In 2021, this segment primarily consists of United Online and magicJack, which we acquired in 2016 and 2018 respectively. Since then, we have added Marconi Wireless in the fourth quarter of 2021, completed the acquisition of Lingo in the second quarter of 2022, and acquired BullsEye Telecom in the third quarter of 2022. We acquired all these companies on a cost basis in line with our investment thesis and stated strategy to maximize cash flows to our platform. Importantly, each of these businesses continue to perform ahead of our investment ROI goals to generate cash flow for the firm. Finally, our consumer segment revenues increased to $171 million, with segment income of $96 million for the year.

The significant increase was primarily due to the acquisition of Targus in the fourth quarter of 2022.

This segment also includes our investment in the Hurley and Justice brands and dividend income received from those investments, which totaled $28 million for the year, as well as revenues related to the licensing of trademarks for our six brands portfolio. We have a world-class team of colleagues across B. Riley who have the industry credentials and awards to rival the best in their fields. The dedication and support of teams continues to be paramount to both our and our clients collective success. We appreciate integration is a big lift and requires flexibility from all our teams, both new and old, and our colleagues continue to bring complete focus and dedication. Our people are the most valuable asset we have and we are humbled by the high caliber of professionals who represent B. Riley brand in the market every day.

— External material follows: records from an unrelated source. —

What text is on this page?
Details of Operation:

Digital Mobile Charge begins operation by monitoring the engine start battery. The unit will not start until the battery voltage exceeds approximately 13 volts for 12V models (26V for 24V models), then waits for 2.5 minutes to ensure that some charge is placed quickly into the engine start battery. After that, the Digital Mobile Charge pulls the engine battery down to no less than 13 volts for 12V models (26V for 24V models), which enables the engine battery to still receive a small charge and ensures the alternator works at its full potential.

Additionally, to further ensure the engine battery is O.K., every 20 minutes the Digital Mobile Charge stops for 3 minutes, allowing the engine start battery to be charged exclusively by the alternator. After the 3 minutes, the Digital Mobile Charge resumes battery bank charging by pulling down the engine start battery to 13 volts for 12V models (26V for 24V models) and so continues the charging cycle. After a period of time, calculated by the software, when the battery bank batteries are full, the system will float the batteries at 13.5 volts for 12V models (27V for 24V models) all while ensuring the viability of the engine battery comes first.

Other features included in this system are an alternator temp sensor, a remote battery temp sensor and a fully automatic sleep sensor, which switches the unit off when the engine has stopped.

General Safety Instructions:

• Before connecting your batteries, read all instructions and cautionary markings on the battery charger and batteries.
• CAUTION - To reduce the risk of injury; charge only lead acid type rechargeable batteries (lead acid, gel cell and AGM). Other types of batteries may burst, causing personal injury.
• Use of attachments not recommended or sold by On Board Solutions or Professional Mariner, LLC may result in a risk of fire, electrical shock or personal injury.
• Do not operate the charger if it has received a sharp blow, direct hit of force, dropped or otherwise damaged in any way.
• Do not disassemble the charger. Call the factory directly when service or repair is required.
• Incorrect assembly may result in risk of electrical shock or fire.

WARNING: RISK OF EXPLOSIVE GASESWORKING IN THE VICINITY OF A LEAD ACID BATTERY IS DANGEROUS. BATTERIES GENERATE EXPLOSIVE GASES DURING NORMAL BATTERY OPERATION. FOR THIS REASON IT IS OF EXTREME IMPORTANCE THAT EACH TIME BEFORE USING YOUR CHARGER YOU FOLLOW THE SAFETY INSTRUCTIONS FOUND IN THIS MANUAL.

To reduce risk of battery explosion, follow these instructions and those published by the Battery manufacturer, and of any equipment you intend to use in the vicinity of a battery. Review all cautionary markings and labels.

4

With that, we will now open the line for questions and then turn it back over to Bryant for closing remarks. Thanks.

Operator

Thank you. At this time, we will conduct the question and answer session. If you'd like to ask a question, please press star one on your telephone keypad to enter the queue. If you've joined via web, please press the Raise Hand icon on the right side of your Deal Roadshow screen. Again, press star one on your telephone keypad to enter the queue or the Raise Hand icon on the right side of your Deal Roadshow screen. We'll pause here briefly to allow questions to generate. Our first question comes from Sean at Charles Lane Capital. Your line is open. You may proceed.

Sean Haydon
Managing General Partner, Charles Lane Capital

Hey, guys, congratulations on the quarter. Thanks for finding a better dialing this quarter. That was. Wasn't surprised. Quick question on Farber. It seems like you guys have been building out capabilities for the past couple of years. This one's you're expanding geographically. Can you just kinda discuss your vision there and if that's something you're planning on pursuing going forward?

Bryant Riley
Chairman, Co-Founder, and Co-CEO, B. Riley

Sure. Hey, Sean, it's Bryant. You know, there's two ways to kinda look through acquisitions. There's strategic and there's opportunistic. Farber was an opportunistic acquisition of a group of people that Ian Ratner, who runs that business, has known for a long time. He actually happens to be from Canada, but was very familiar with that group, and we found an opportunity to acquire them and add on not only capabilities, but also geographical opportunities. You know, I don't know that we weren't looking to be into Canada. We weren't looking to go to a certain region. I think it was a great fit for them. They saw the benefits that GlassRatner got.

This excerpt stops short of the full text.